Although less formally conceptualized, Fei Xiaotong's book serves as an example of comparative anthropology used in a positivistic way. Originally published as a series of magazine essays in the 1940s, the book aims to describe the rural Chinese society of the day to Chinese urbanites who were out of touch with rural society. Much of it consists of an elementary description of rural life, some of it touching and true, some repetitive and simplistic. In light of recent research on the commercialization of late traditional Chinese rural society, Fei's picture of a timeless, changeless, tradition-bound rural society (p. 57) seems exaggerated; perhaps this reflects the fact that he conducted his fieldwork in the 1930s, partly in remote Guangxi and Yunnan, while during the war his students did their fieldwork in Yunnan. 23
Whether Fei's argument is right or wrong, however, it is positivistic in form. Citing Toennies and Durkheim, and influenced by Redfield, Fei argues from two universalistic ideal types (confusingly and inconsistently referred to, respectively, as "rural" or "Chinese" and "modern" or "Western") (pp. 41, 61ff.). The former type is conditioned by poverty, physical immobility, a simple division of labor, and clustered dwellings; the latter type by the opposite characteristics. Each set of social conditions generates corresponding cultural features, such as different types of personal relationships, different senses of time, and different modes of exchange. In other words, like Wilson, Fei presents a typology of societies and shows where China fits. The attributes of Chinese culture, while unique in their particulars, are characteristic of societies of the relevant type.
Uniqueness, Difference, and Hypothesis-Testing
One of the most important and common uses of cultural comparison is to use culture as an explanation for certain societal outcomes, among them economic development versus stagnation and democracy versus authoritarianism. Pye, for example, says in another work, "Briefly put, my thesis is that political power is extraordinarily sensitive to cultural nuances, and that, therefore, cultural variations are decisive in determining the course of political development." 24
Logic says that a causative proposition cannot be proved with a by-definition finding of uniqueness. To test a hypothesis about the effect of culture on a social outcome, it is necessary to define cultural attributes in a way that is cross-culturally valid in principle. 25 Weber would have argued fallaciously if he had tried to prove that the notion of Original Sin was essential to capitalism because capitalism developed only where this idea existed. His theory of the Protestant Ethic was convincing because he abstracted from the Protestant mentality the idea of an acquisitive rationality that he said was crucial to capitalism, and which might have existed elsewhere but apparently did not. Only because Weber built his argument at this level of abstraction, was it possible for Thomas Metzger later to argue that neo-Confucianism contained a concretely different but abstractly similar kind of transformative tension. 26 If we find that a cultural attribute that is supposed to affect a particular outcome is absent in one place and uniquely present in the other, the logic of the investigation is flawed if this finding is an artifact of conceptualization.

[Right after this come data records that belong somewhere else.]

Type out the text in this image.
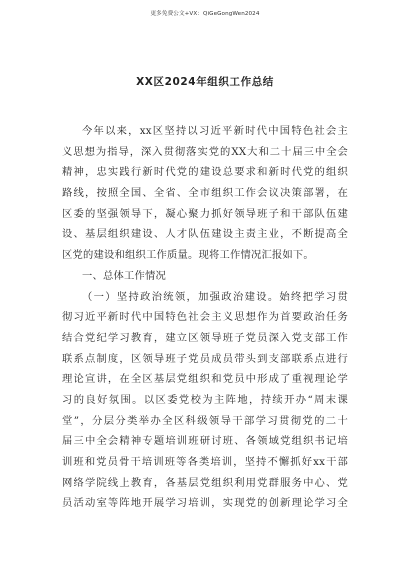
更多免费公文+VX：QiGeGongWen2024
XX区2024年组织工作总结
今年以来，xx区坚持以习近平新时代中国特色社会主
义思想为指导，深入贯彻落实党的XX大和二十届三中全会
精神，忠实践行新时代党的建设总要求和新时代党的组织
路线，按照全国、全省、全市组织工作会议决策部署，在
区委的坚强领导下，凝心聚力抓好领导班子和干部队伍建
设、基层组织建设、人才队伍建设主责主业，不断提高全
区党的建设和组织工作质量。现将工作情况汇报如下。
一、总体工作情况
（一）坚持政治统领，加强政治建设。始终把学习贯
彻习近平新时代中国特色社会主义思想作为首要政治任务
结合党纪学习教育，建立区领导班子党员深入党支部工作
联系点制度，区领导班子党员成员带头到支部联系点进行
理论宣讲，在全区基层党组织和党员中形成了重视理论学
习的良好氛围。以区委党校为主阵地，持续开办“周末课
堂”，分层分类举办全区科级领导干部学习贯彻党的二十
届三中全会精神专题培训班研讨班、各领域党组织书记培
训班和党员骨干培训班等各类培训，坚持不懈抓好xx干部
网络学院线上教育，各基层党组织利用党群服务中心、党
员活动室等阵地开展学习培训，实现党的创新理论学习全
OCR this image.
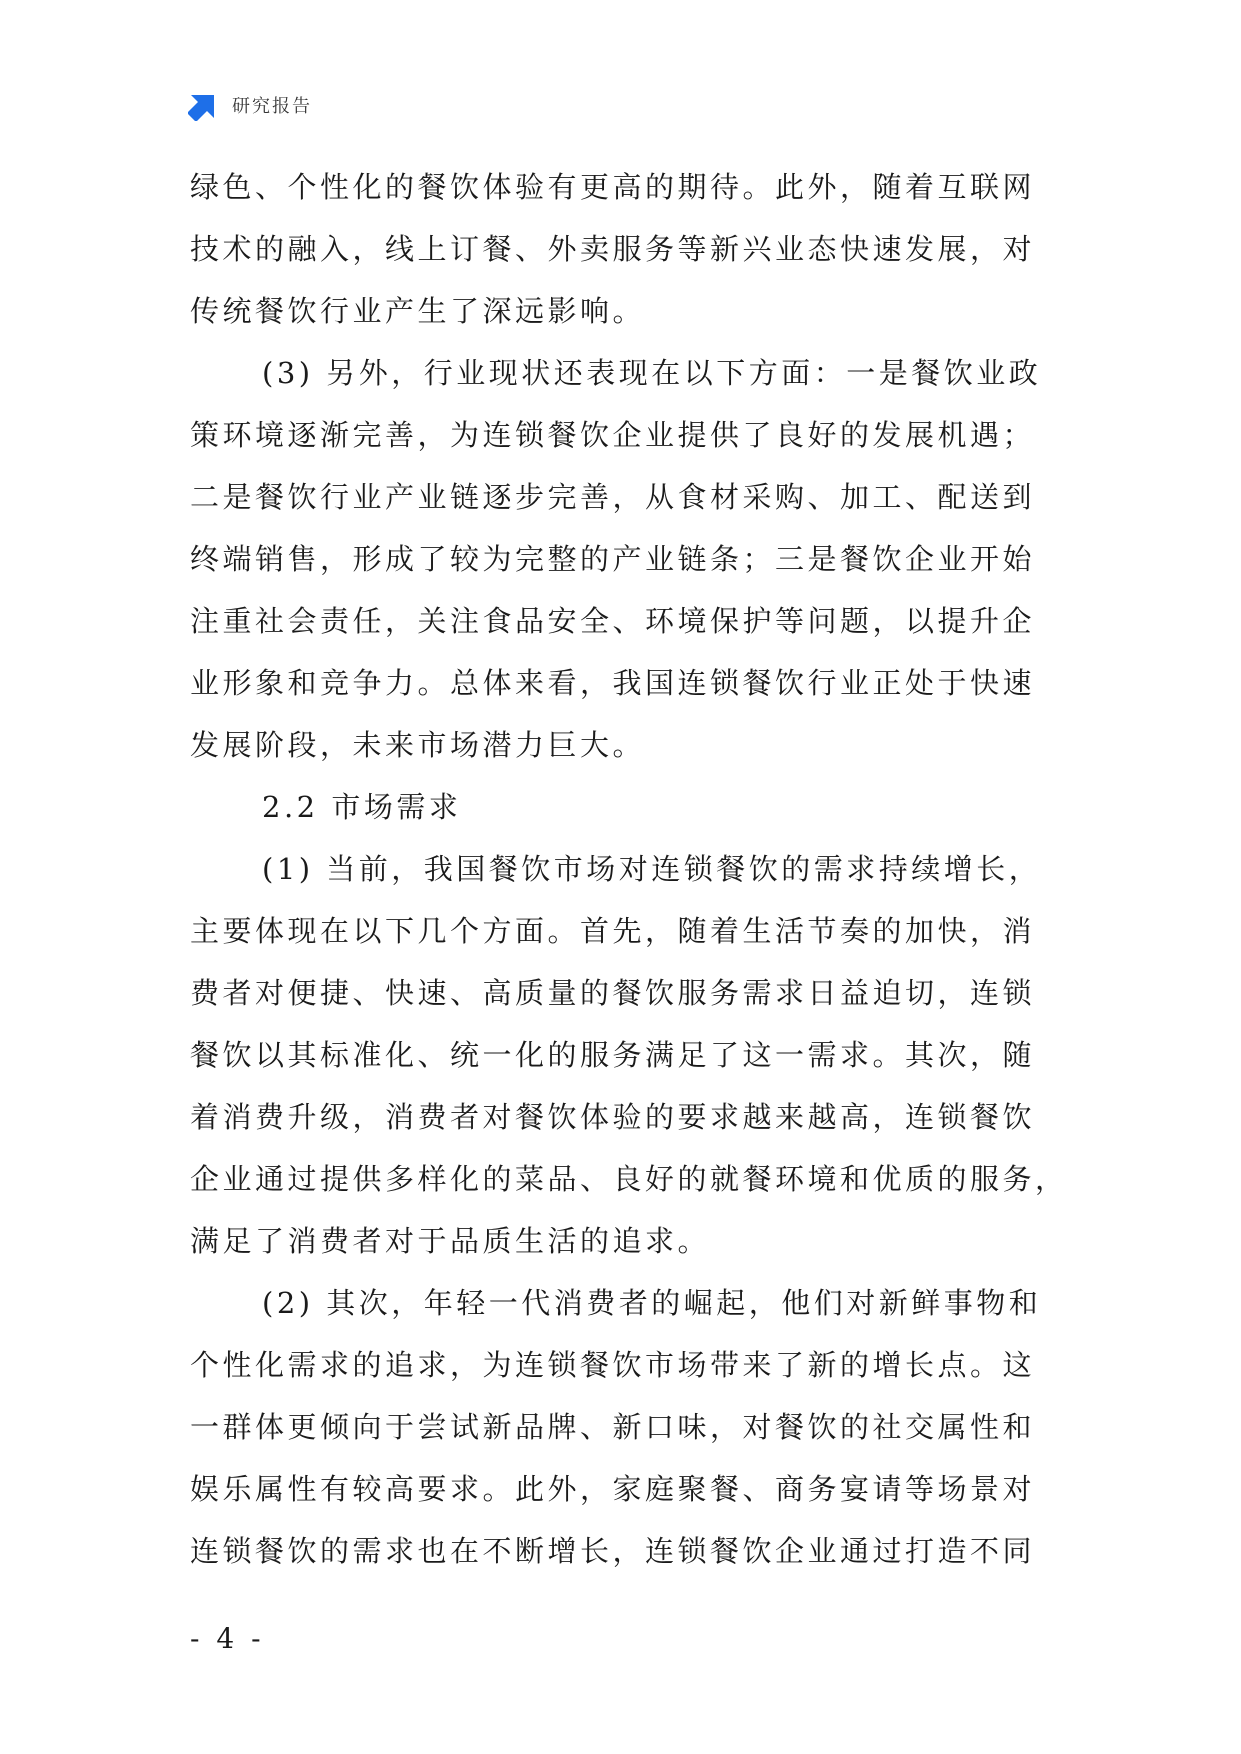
研究报告
绿色、个性化的餐饮体验有更高的期待。此外，随着互联网
技术的融入，线上订餐、外卖服务等新兴业态快速发展，对
传统餐饮行业产生了深远影响。
(3) 另外，行业现状还表现在以下方面：一是餐饮业政
策环境逐渐完善，为连锁餐饮企业提供了良好的发展机遇；
二是餐饮行业产业链逐步完善，从食材采购、加工、配送到
终端销售，形成了较为完整的产业链条；三是餐饮企业开始
注重社会责任，关注食品安全、环境保护等问题，以提升企
业形象和竞争力。总体来看，我国连锁餐饮行业正处于快速
发展阶段，未来市场潜力巨大。
2.2 市场需求
(1) 当前，我国餐饮市场对连锁餐饮的需求持续增长，
主要体现在以下几个方面。首先，随着生活节奏的加快，消
费者对便捷、快速、高质量的餐饮服务需求日益迫切，连锁
餐饮以其标准化、统一化的服务满足了这一需求。其次，随
着消费升级，消费者对餐饮体验的要求越来越高，连锁餐饮
企业通过提供多样化的菜品、良好的就餐环境和优质的服务，
满足了消费者对于品质生活的追求。
(2) 其次，年轻一代消费者的崛起，他们对新鲜事物和
个性化需求的追求，为连锁餐饮市场带来了新的增长点。这
一群体更倾向于尝试新品牌、新口味，对餐饮的社交属性和
娱乐属性有较高要求。此外，家庭聚餐、商务宴请等场景对
连锁餐饮的需求也在不断增长，连锁餐饮企业通过打造不同
- 4 -
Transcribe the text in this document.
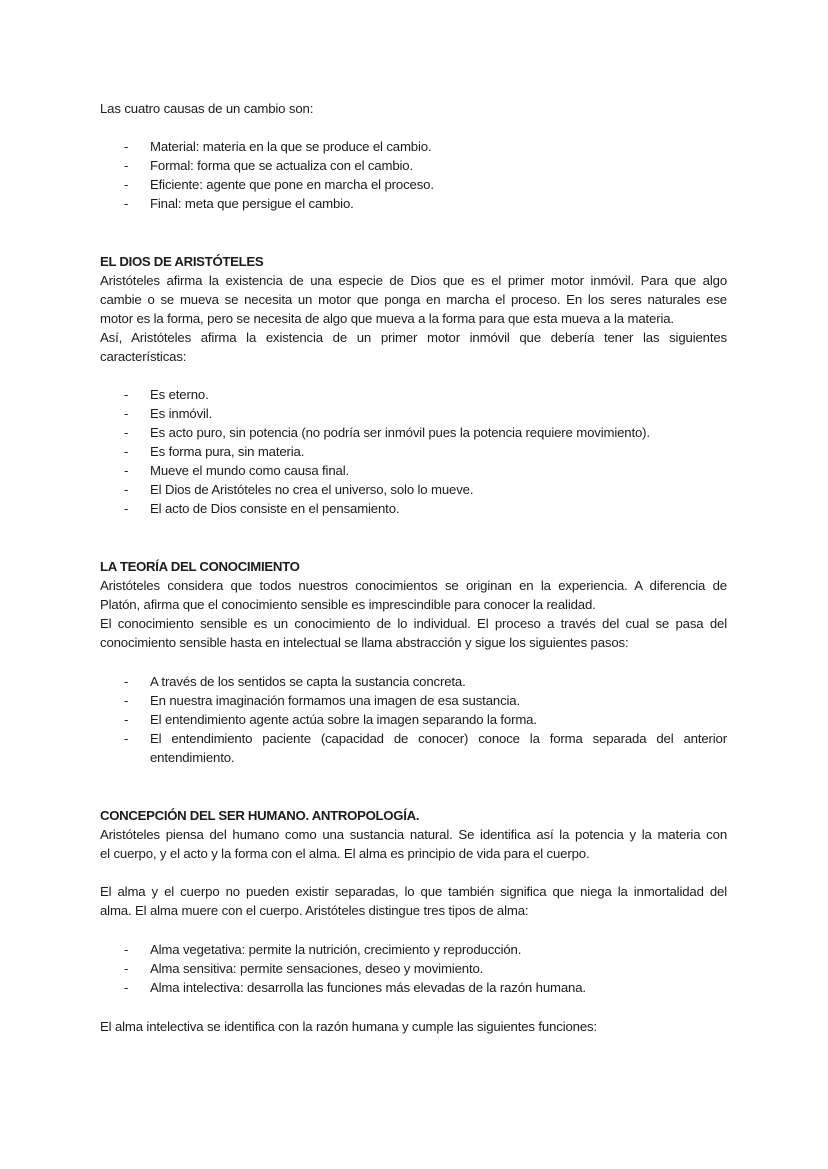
Las cuatro causas de un cambio son:
- Material: materia en la que se produce el cambio.
- Formal: forma que se actualiza con el cambio.
- Eficiente: agente que pone en marcha el proceso.
- Final: meta que persigue el cambio.
EL DIOS DE ARISTÓTELES
Aristóteles afirma la existencia de una especie de Dios que es el primer motor inmóvil. Para que algo
cambie o se mueva se necesita un motor que ponga en marcha el proceso. En los seres naturales ese
motor es la forma, pero se necesita de algo que mueva a la forma para que esta mueva a la materia.
Así, Aristóteles afirma la existencia de un primer motor inmóvil que debería tener las siguientes
características:
- Es eterno.
- Es inmóvil.
- Es acto puro, sin potencia (no podría ser inmóvil pues la potencia requiere movimiento).
- Es forma pura, sin materia.
- Mueve el mundo como causa final.
- El Dios de Aristóteles no crea el universo, solo lo mueve.
- El acto de Dios consiste en el pensamiento.
LA TEORÍA DEL CONOCIMIENTO
Aristóteles considera que todos nuestros conocimientos se originan en la experiencia. A diferencia de
Platón, afirma que el conocimiento sensible es imprescindible para conocer la realidad.
El conocimiento sensible es un conocimiento de lo individual. El proceso a través del cual se pasa del
conocimiento sensible hasta en intelectual se llama abstracción y sigue los siguientes pasos:
- A través de los sentidos se capta la sustancia concreta.
- En nuestra imaginación formamos una imagen de esa sustancia.
- El entendimiento agente actúa sobre la imagen separando la forma.
- El entendimiento paciente (capacidad de conocer) conoce la forma separada del anterior
entendimiento.
CONCEPCIÓN DEL SER HUMANO. ANTROPOLOGÍA.
Aristóteles piensa del humano como una sustancia natural. Se identifica así la potencia y la materia con
el cuerpo, y el acto y la forma con el alma. El alma es principio de vida para el cuerpo.
El alma y el cuerpo no pueden existir separadas, lo que también significa que niega la inmortalidad del
alma. El alma muere con el cuerpo. Aristóteles distingue tres tipos de alma:
- Alma vegetativa: permite la nutrición, crecimiento y reproducción.
- Alma sensitiva: permite sensaciones, deseo y movimiento.
- Alma intelectiva: desarrolla las funciones más elevadas de la razón humana.
El alma intelectiva se identifica con la razón humana y cumple las siguientes funciones:
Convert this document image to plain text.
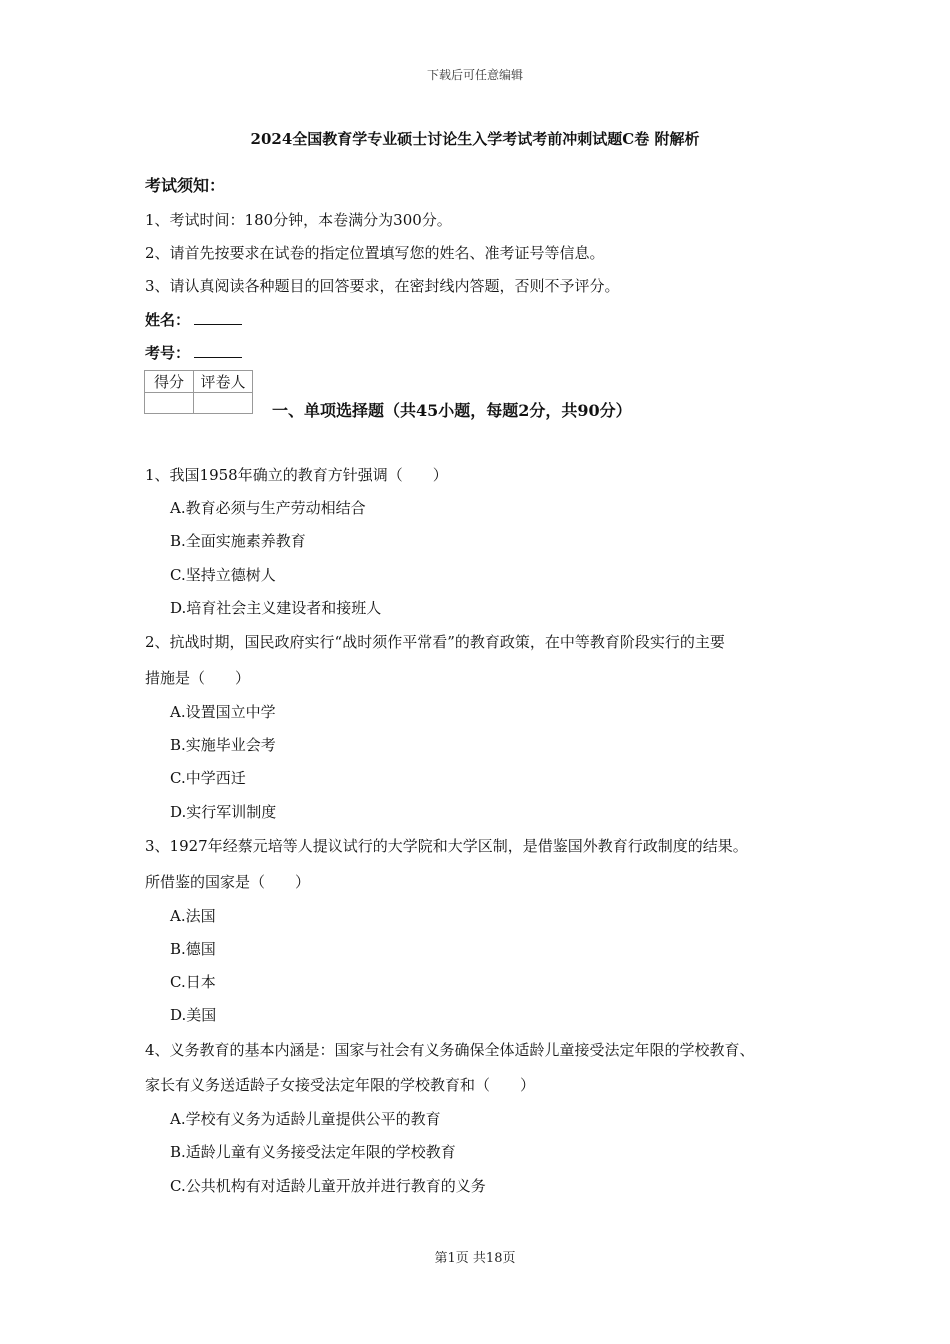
下载后可任意编辑
2024全国教育学专业硕士讨论生入学考试考前冲刺试题C卷 附解析
考试须知：
1、考试时间：180分钟，本卷满分为300分。
2、请首先按要求在试卷的指定位置填写您的姓名、准考证号等信息。
3、请认真阅读各种题目的回答要求，在密封线内答题，否则不予评分。
姓名：
考号：
得分	评卷人

一、单项选择题（共45小题，每题2分，共90分）
1、我国1958年确立的教育方针强调（　　）
A.教育必须与生产劳动相结合
B.全面实施素养教育
C.坚持立德树人
D.培育社会主义建设者和接班人
2、抗战时期，国民政府实行“战时须作平常看”的教育政策，在中等教育阶段实行的主要
措施是（　　）
A.设置国立中学
B.实施毕业会考
C.中学西迁
D.实行军训制度
3、1927年经蔡元培等人提议试行的大学院和大学区制，是借鉴国外教育行政制度的结果。
所借鉴的国家是（　　）
A.法国
B.德国
C.日本
D.美国
4、义务教育的基本内涵是：国家与社会有义务确保全体适龄儿童接受法定年限的学校教育、
家长有义务送适龄子女接受法定年限的学校教育和（　　）
A.学校有义务为适龄儿童提供公平的教育
B.适龄儿童有义务接受法定年限的学校教育
C.公共机构有对适龄儿童开放并进行教育的义务
第1页 共18页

Comparative propositions in the hermeneutic literature are often stated at the wrong level of abstraction for hypothesis-testing. For example, Pye proposes that in China, "more than in most countries, politics revolves around clashes of ideas and sentiments that have to be played out in the context of exaggerated notions of authority, on the one hand, and straitjacket controls on dissent, on the other" (p. ix). How could this hypothesis be tested? In a later book, Pye argues that "cultural factors dominate public life in China more than in just about any other country." 27 What might this mean in operational terms?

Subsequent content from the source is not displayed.